When I was a young child, my father read to me. He started with Sherlock Holmes stories and proceeded through Gogol short stories and then on through the novels of Wilkie Collins. To this day, The Woman in White remains my favorite novel. In the aftermath of my father’s death, I decided to revisit my earliest introduction (via his reading) to literature. I feel deeply attached to Collins’ novels because of the pleasure of that work that I shared with my father. It strongly influenced my own desire to become a writer. At the same time, as I reread Collins, I was struck by the role of the female characters in his novels: agents, with their own desires and worldviews, who were at the same time strangely passive as a result of the constraints on Victorian womanhood. In The Woman in White, the female protagonists are tangled in a series of relationships closely tied to the inheritance of an estate. My exploration in my own poem entitled “The Woman in White,” had to do with how this land created a sense of the pastoral and how that implicated an understanding of the feminine.
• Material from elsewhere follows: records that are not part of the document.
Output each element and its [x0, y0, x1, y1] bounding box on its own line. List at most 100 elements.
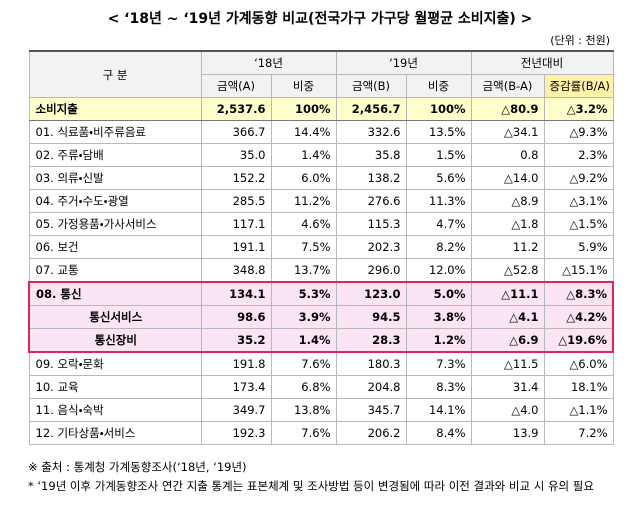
value-cell: 3.9%	[270, 305, 337, 329]
value-cell: 202.3	[335, 235, 407, 259]
header-cell: 비중	[405, 74, 472, 98]
table-row: 11. 음식・숙박 349.7 13.8% 345.7 14.1% △4.0 △1.1%	[28, 398, 614, 422]
header-cell: 증감률(B/A)	[543, 74, 614, 98]
value-cell: 35.8	[335, 143, 407, 167]
value-cell: 206.2	[335, 421, 407, 445]
value-cell: △1.5%	[543, 212, 614, 236]
table-body: 소비지출 2,537.6 100% 2,456.7 100% △80.9 △3.2% 01. …	[28, 97, 615, 445]
value-cell: 349.7	[200, 398, 272, 422]
row-label: 02. 주류・담배	[28, 143, 202, 167]
value-cell: 35.0	[200, 143, 272, 167]
value-cell: 2.3%	[543, 143, 614, 167]
value-cell: 13.8%	[270, 398, 337, 422]
value-cell: △6.0%	[543, 351, 614, 376]
table-row: 12. 기타상품・서비스 192.3 7.6% 206.2 8.4% 13.9 7.2%	[28, 421, 614, 445]
table-row: 통신장비 35.2 1.4% 28.3 1.2% △6.9 △19.6%	[28, 328, 615, 353]
note: ※ 출처 : 통계청 가계동향조사(‘18년, ‘19년)	[28, 460, 247, 474]
value-cell: 348.8	[200, 258, 272, 283]
value-cell: △3.1%	[543, 189, 614, 213]
value-cell: 192.3	[200, 421, 272, 445]
value-cell: 4.6%	[270, 212, 337, 236]
table-row: 09. 오락・문화 191.8 7.6% 180.3 7.3% △11.5 △6.0%	[28, 351, 614, 376]
note: * ‘19년 이후 가계동향조사 연간 지출 통계는 표본체계 및 조사방법 등…	[28, 479, 594, 493]
value-cell: 7.6%	[270, 421, 337, 445]
row-label: 11. 음식・숙박	[28, 398, 202, 422]
value-cell: 138.2	[335, 166, 407, 190]
value-cell: 13.9	[470, 421, 545, 445]
row-label: 03. 의류・신발	[28, 166, 202, 190]
table-row: 04. 주거・수도・광열 285.5 11.2% 276.6 11.3% △8.9 △3.1…	[28, 189, 614, 213]
row-label: 소비지출	[28, 97, 202, 121]
value-cell: 173.4	[200, 375, 272, 399]
table-row: 소비지출 2,537.6 100% 2,456.7 100% △80.9 △3.2%	[28, 97, 614, 121]
value-cell: △4.2%	[543, 305, 615, 329]
value-cell: △9.3%	[543, 120, 614, 144]
header-cell: 금액(B)	[335, 74, 407, 98]
header-row: 금액(A) 비중 금액(B) 비중 금액(B-A) 증감률(B/A)	[29, 74, 614, 98]
value-cell: 7.6%	[270, 351, 337, 376]
value-cell: 3.8%	[405, 305, 472, 329]
value-cell: 5.3%	[270, 281, 337, 306]
title: < ‘18년 ~ ‘19년 가계동향 비교(전국가구 가구당 월평균 소비지출)…	[107, 11, 533, 27]
value-cell: 13.7%	[270, 258, 337, 283]
value-cell: 6.0%	[270, 166, 337, 190]
value-cell: △4.0	[470, 398, 545, 422]
value-cell: △6.9	[470, 328, 545, 353]
row-label: 04. 주거・수도・광열	[28, 189, 202, 213]
value-cell: 180.3	[335, 351, 407, 376]
value-cell: 134.1	[200, 281, 272, 306]
value-cell: 332.6	[335, 120, 407, 144]
value-cell: 11.2	[470, 235, 545, 259]
value-cell: 28.3	[335, 328, 407, 353]
header-cell: 비중	[270, 74, 337, 98]
value-cell: 13.5%	[405, 120, 472, 144]
table-header: 구 분 ‘18년 ‘19년 전년대비 금액(A) 비중 금액(B) 비중 금액(…	[28, 50, 614, 98]
value-cell: △52.8	[470, 258, 545, 283]
value-cell: 14.4%	[270, 120, 337, 144]
table-row: 02. 주류・담배 35.0 1.4% 35.8 1.5% 0.8 2.3%	[28, 143, 614, 167]
header-row: 구 분 ‘18년 ‘19년 전년대비	[28, 50, 614, 98]
value-cell: 14.1%	[405, 398, 472, 422]
header-cell: 금액(B-A)	[470, 74, 545, 98]
value-cell: △8.3%	[543, 281, 615, 306]
value-cell: 345.7	[335, 398, 407, 422]
value-cell: 5.0%	[405, 281, 472, 306]
table-row: 03. 의류・신발 152.2 6.0% 138.2 5.6% △14.0 △9.2%	[28, 166, 614, 190]
comparison-table: 구 분 ‘18년 ‘19년 전년대비 금액(A) 비중 금액(B) 비중 금액(…	[28, 50, 615, 445]
value-cell: 7.3%	[405, 351, 472, 376]
table-row: 01. 식료품・비주류음료 366.7 14.4% 332.6 13.5% △34.1 △9…	[28, 120, 614, 144]
value-cell: 8.3%	[405, 375, 472, 399]
value-cell: △8.9	[470, 189, 545, 213]
value-cell: △15.1%	[543, 258, 614, 283]
value-cell: 366.7	[200, 120, 272, 144]
value-cell: 5.6%	[405, 166, 472, 190]
value-cell: 8.2%	[405, 235, 472, 259]
value-cell: 1.5%	[405, 143, 472, 167]
value-cell: 31.4	[470, 375, 545, 399]
value-cell: 152.2	[200, 166, 272, 190]
value-cell: 11.3%	[405, 189, 472, 213]
value-cell: 18.1%	[543, 375, 614, 399]
row-label: 10. 교육	[28, 375, 202, 399]
value-cell: 117.1	[200, 212, 272, 236]
table-row: 08. 통신 134.1 5.3% 123.0 5.0% △11.1 △8.3%	[28, 281, 615, 306]
value-cell: △1.8	[470, 212, 545, 236]
value-cell: △1.1%	[543, 398, 614, 422]
value-cell: 98.6	[200, 305, 272, 329]
value-cell: 115.3	[335, 212, 407, 236]
value-cell: 2,537.6	[200, 97, 272, 121]
value-cell: △34.1	[470, 120, 545, 144]
value-cell: 191.1	[200, 235, 272, 259]
value-cell: 94.5	[335, 305, 407, 329]
table-row: 07. 교통 348.8 13.7% 296.0 12.0% △52.8 △15.1%	[28, 258, 614, 283]
value-cell: 35.2	[200, 328, 272, 353]
row-label: 통신서비스	[28, 305, 202, 329]
value-cell: 6.8%	[270, 375, 337, 399]
table-row: 06. 보건 191.1 7.5% 202.3 8.2% 11.2 5.9%	[28, 235, 614, 259]
value-cell: 100%	[270, 97, 337, 121]
value-cell: 276.6	[335, 189, 407, 213]
value-cell: 12.0%	[405, 258, 472, 283]
row-label: 12. 기타상품・서비스	[28, 421, 202, 445]
header-cell: ‘19년	[335, 50, 472, 75]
Somehow, in my mind, this tied me back to my absent father, and a different legacy, that of shared language.



Author Bio:
Elizabeth Robinson is the author of eleven books of poetry (including Three Novels, from which this feature is excerpted. Three Novels is forthcoming from Omnidawn in Fall 2011). Her most recent books are The Orphan & its Relations (Fence Books) and Also Known As (Apogee Press). Robinson was educated at Bard College, Brown University, and the Pacific School of Religion. She has been a winner of the National Poetry Series for Pure Descent and the Fence Modern Poets Prize for Apprehend. The recipient of grants from the Fund for Poetry and the Foundation for Contemporary Arts, Robinson has also been a MacDowell Colony Fellow. Her work has been anthologized in the Best American Poetry (2002) and American Hybrid, along with many other anthologies. Robinson has taught at the University of San Francisco, the University of Colorado, Boulder, Naropa University and the Iowa Writers’ Workshop. She co-edits EtherDome Chapbooks with Colleen Lookingbill and Instance Press with Beth Anderson and Laura Sims.